それと、作った手順書は一度書き終わった後に環境をまっさらにしてもう一度やり直し、手順に間違いや漏れがないか確認するようにしてるのですが、そんな時マウス操作よりもコマンドの方が確認がやりやすいってのも理由の一つです。

作業ログが残しやすい

作業するときには必ず作業ログを記録するようにしています。TeraTermならtelnetやsshでの作業を簡単に保存できます。最近のバージョンだと行単位で時刻を記録してくれる機能もあります。便利ですね。

他人が行った作業だけでなく自分が作業する場合にも「手順書通りにやったはずなのにうまくいかない」というケースがよくあります。大抵は作業を一つ飛ばしてしまっていたり、入力ミスしてしまったことが原因だったりするのですが、やってる本人は「手順書通りにやった」つもりなわけです。うまくいかなかった原因を調べる時には、まずその手順を疑うことになりますが、その時作業ログが残っていることは重要です。いつ、なにを実行したのか、どれ位時間がかかって、どんな結果が返ってきたのかがすべて記録されていますので原因を特定できる確率がずっと高くなります。

それと「手順書が間違っている」ことも(あってはいけないことなのですが)よくあります。職場で作った手順書だけでなく、製品マニュアルやベンダー作成の手順書でも間違っているケースが経験上多々あります。作業者による「手順書の読み間違え」もあります(root作業を一般ユーザで行っていたとか、その逆とか)。いずれにしても作業ログが残っていれば原因調査は比較的楽になりますのでログは残すように(残しやすいように)しておきましょう。

マウスでの作業でも作業記録が残せればいいんですけど、そういったソフトは聞いたことがありません。

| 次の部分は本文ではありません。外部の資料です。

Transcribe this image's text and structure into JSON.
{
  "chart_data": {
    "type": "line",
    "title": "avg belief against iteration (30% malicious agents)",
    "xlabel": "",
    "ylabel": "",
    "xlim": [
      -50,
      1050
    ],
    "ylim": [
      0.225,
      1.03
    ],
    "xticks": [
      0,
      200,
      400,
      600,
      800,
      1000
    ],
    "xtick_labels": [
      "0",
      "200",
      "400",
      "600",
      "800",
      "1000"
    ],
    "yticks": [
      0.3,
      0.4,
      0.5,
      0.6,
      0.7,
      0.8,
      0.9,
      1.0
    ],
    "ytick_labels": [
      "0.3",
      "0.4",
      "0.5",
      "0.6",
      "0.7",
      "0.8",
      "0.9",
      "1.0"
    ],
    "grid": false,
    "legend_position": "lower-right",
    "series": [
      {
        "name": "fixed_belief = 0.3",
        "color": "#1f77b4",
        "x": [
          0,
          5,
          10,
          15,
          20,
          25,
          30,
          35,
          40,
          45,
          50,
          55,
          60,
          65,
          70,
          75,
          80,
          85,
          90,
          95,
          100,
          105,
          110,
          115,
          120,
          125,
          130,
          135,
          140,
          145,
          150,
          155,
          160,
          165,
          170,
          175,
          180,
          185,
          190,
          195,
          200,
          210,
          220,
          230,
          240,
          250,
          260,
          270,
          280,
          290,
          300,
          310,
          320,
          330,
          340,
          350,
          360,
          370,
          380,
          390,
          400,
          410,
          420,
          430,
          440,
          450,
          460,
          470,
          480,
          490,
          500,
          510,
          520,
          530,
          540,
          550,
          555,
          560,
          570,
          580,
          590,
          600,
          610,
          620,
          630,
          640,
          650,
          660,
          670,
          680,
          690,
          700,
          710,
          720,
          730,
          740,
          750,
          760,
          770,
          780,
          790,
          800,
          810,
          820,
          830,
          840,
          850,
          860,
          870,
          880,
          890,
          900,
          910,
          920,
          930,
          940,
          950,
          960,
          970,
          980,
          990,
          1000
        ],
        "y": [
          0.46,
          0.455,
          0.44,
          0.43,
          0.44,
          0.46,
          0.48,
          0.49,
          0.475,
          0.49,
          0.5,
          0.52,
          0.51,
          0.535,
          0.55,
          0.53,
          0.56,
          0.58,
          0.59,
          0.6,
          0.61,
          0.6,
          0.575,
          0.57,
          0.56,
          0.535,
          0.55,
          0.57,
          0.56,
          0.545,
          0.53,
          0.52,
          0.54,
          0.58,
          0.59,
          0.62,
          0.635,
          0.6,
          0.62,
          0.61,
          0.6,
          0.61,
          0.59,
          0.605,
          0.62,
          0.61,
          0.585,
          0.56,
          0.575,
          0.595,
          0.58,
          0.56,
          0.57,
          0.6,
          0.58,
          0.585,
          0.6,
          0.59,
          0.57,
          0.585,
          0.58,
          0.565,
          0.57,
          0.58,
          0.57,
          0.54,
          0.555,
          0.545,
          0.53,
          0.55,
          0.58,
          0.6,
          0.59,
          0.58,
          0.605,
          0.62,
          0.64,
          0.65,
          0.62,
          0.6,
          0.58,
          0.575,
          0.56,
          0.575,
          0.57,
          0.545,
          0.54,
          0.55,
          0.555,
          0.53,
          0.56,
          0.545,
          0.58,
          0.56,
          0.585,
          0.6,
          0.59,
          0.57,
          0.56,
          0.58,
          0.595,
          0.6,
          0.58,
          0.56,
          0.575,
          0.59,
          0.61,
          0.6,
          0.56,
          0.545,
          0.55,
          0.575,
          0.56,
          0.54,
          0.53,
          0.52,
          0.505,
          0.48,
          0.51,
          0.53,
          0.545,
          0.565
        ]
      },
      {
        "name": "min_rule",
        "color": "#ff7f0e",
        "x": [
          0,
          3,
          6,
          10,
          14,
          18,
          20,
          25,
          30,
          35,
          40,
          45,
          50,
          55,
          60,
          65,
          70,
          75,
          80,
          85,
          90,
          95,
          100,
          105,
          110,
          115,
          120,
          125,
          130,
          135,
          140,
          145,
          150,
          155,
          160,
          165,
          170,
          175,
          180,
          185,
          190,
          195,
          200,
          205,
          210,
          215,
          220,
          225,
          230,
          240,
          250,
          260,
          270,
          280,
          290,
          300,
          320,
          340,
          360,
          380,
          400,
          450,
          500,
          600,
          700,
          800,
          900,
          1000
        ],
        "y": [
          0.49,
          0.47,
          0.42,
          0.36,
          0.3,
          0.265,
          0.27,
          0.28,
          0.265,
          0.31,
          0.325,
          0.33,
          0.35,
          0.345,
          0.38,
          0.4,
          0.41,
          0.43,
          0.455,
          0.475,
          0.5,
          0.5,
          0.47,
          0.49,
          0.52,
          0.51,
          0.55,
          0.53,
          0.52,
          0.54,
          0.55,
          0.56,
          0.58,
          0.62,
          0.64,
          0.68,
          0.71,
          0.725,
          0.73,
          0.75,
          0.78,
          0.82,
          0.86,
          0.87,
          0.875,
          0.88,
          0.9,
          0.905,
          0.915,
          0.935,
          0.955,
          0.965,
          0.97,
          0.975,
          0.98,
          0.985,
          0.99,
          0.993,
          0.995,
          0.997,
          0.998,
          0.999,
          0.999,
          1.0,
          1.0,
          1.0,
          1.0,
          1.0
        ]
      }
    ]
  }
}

なにか良いソフトはないですかね。

手順書を残す手間がかからない

マウス操作を行う手順だと画面キャプチャが必要になる場合が多く、手順書作成に時間がかかってしまいます。キャプチャ画像を貼付けるだけでなくクリックしてもらいたいところを赤丸で囲んだりと色々加工も必要です。手順書作成に時間がかかると手順書を残すこと自体が億劫になってしまい、ついついすっぽかしてしまいがちになります。

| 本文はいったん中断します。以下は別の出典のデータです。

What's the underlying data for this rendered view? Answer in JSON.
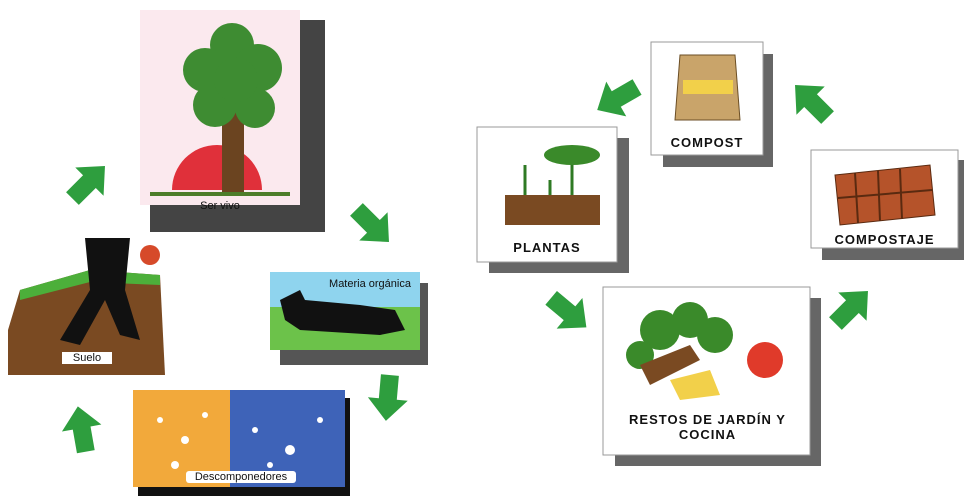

コマンドベースで作業ログ、少なくとも実行したコマンドさえ残しておけば、数日後あるいは数ヶ月後に以前に行った作業を再度行うことができます。自分はその日に行った作業を日付付きのフォルダにテキストで保存しているのですが、過去にやったちょっとした作業をもう一度やらなきゃいけない、という時に何度も助かったことがあります。

まとめ

GUIでの操作は初めて操作する際には敷居が低くて良いのですが、繰り返し作業する場合には不向きな場合があります。最近はWebベースのコントロールパネルをブラウザで操作するアプリが増えてきたので、どうしても手順書がマウス操作主体になってしまうのですが、そのアプリの仕組みや用語、作業に慣れてきたら同じことがコマンドでもできないか調べるようにしましょう。


そして作業ログは必ず残すように!


2013-02-16 09:22 追記

作業をコマンドで実行できるようにしておけば、将来的に自動化しやすいってのも理由の一つですね。